The multidisciplinary artist Darja Shatalova (b. 1988, Ufa) based in Vienna has created an imaginative spatial installation for the Viennese cultural institution Bildraum 07, following up on her rich artistic programme. Her work was naturally affected by her studies at the Studio for Transmedia Arts at the University of Applied Arts in Vienna and the knowledge of mathematics she amassed at the University of Cologne. In her objects, installations, text notes, performances, and original books she collects, categorizes, evaluates and finally materializes data in visual forms. 
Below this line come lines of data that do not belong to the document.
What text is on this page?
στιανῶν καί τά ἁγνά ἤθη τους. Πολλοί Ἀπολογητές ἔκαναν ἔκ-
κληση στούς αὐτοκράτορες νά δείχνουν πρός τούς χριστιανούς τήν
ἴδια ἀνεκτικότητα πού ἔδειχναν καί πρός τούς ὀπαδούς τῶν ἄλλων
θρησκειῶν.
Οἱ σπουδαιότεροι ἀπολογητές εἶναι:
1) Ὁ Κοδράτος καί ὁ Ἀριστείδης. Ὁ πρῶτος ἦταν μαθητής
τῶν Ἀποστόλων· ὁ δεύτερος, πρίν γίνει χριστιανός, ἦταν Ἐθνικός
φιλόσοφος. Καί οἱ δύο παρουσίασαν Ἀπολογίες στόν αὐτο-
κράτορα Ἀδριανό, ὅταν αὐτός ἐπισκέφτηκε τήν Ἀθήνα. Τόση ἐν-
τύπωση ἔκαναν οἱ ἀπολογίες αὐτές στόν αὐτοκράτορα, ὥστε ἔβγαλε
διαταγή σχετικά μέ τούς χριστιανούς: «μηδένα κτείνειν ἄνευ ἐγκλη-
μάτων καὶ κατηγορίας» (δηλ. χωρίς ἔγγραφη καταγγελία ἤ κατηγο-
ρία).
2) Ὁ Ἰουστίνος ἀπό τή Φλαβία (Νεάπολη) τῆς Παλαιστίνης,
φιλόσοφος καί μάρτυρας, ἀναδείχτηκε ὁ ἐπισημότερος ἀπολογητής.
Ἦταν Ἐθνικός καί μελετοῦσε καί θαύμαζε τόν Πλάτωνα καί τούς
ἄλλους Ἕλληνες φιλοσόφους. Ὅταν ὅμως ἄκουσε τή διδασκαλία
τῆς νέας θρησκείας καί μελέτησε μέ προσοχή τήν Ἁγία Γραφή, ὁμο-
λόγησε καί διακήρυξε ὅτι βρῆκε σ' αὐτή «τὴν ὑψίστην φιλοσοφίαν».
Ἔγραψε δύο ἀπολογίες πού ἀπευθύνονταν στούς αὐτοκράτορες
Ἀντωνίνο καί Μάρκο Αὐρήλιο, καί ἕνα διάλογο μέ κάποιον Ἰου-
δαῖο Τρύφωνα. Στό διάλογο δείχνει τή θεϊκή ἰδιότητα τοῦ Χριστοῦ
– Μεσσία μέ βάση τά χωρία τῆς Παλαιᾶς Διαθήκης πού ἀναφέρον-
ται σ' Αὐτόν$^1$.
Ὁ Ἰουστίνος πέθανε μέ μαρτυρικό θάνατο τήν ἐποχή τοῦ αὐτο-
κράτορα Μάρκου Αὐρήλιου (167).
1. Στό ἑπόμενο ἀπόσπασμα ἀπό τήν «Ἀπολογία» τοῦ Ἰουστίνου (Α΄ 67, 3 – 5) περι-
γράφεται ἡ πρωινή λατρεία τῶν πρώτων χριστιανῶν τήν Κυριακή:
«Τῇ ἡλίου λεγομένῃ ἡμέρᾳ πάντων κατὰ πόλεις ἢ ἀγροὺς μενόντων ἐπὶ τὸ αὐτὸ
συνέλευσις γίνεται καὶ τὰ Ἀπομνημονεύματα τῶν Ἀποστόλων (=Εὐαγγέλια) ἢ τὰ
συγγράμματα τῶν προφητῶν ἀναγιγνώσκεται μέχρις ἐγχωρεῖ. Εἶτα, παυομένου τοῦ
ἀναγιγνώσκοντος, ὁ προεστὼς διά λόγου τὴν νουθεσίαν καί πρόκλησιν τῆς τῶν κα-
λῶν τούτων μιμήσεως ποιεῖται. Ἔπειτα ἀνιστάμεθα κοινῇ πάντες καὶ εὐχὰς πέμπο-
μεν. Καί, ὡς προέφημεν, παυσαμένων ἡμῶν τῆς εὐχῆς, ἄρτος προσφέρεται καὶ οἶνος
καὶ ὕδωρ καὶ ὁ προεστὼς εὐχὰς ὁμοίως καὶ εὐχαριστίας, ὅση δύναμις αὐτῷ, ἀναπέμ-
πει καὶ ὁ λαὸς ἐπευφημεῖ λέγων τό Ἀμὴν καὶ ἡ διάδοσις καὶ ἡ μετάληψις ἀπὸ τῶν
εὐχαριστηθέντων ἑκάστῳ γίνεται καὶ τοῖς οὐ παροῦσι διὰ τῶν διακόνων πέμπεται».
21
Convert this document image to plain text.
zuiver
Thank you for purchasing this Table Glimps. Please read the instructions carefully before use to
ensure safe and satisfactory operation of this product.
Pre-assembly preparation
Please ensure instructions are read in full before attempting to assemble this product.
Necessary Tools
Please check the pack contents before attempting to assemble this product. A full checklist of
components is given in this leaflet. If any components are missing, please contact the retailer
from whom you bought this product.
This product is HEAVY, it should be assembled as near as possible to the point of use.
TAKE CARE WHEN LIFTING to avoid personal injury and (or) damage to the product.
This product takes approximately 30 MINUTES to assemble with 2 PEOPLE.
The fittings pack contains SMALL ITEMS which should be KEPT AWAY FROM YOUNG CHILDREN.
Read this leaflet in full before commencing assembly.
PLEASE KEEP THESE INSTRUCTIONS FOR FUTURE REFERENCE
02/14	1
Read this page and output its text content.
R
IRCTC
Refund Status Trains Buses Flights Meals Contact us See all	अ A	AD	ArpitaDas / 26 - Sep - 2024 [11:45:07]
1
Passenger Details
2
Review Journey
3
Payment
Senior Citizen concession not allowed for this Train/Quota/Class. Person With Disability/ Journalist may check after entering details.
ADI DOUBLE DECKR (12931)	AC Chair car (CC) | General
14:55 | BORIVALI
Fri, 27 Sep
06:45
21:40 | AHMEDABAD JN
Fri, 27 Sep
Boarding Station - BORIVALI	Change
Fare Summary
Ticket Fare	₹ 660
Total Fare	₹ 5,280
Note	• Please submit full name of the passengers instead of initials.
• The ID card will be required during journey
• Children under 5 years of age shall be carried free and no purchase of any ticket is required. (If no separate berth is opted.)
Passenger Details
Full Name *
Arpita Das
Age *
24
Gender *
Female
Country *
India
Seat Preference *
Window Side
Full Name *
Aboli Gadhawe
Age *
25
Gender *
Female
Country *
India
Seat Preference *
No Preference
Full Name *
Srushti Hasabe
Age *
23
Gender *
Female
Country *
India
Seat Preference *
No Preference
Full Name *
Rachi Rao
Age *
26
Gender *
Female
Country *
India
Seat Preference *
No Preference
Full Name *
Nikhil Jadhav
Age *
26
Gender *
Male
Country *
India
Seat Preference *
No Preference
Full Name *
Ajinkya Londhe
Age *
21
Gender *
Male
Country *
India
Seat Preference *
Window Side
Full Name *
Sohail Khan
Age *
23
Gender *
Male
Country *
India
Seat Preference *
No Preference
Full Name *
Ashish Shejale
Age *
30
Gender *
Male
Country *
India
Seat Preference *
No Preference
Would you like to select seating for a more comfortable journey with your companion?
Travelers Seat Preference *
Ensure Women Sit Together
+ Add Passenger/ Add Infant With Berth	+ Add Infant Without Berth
Her Zu Gast exhibition project, minimalistic in expressions but rich in content, embodies information collected by the artist throughout the past five years. Inspired by a visitors’ book from Dieter Roth Foundation in Hamburg, Shatalova has started to record all personal encounters at different locations: her flat, artistic residencies, and vacations abroad. Her personalized version of a visitors’ book has become a sort of a diary reflecting all her social interactions, whether with close friends, family members, co-workers, or people she only met once. What began as an innocent experiment transformed with the onset of pandemics into a particular control mechanism, becoming a memento of prior unlimited free movement and getting together.

Shatalova’s analogue approach to collecting information – through hand-made notes on loose sheets of paper and in notebooks – helps her to create her own systems and categories or discover new connections. Although she later digitalizes them to achieve greater flexibility, it is the imprint and her original artistic gesture, along with colourful variations and abstract-looking graphical symbols and codes, that are attractive by their organic form, while contrasting with the coldness of digital output. She covers, collages, and deconstructs scanned personal notes, eventually transferring them to gallery walls as monumental prints. Naturally, they lose their functionality and comprehensibility, transformed into expressive, abstract background drawings for a central, imaginative spatial map connecting people with places. 

Although we cannot know the identity of persons and whereabouts of the locations, Shatalova assigns a vicarious colour to each individual that corresponds with a specific coloured cord, running from the core of the installation into levitating aluminium profiles representing times and places of meetings. She leaves these dynamic spatial compositions to open explorations and interpretations by viewers. Shatalova forms borderline positions – be it through a contrasting character of materials used, an ambiguous interface between the personal and private, or a fluid line between conscious control and formal automatism – exploring relatively banal though rather intimate information made available to us.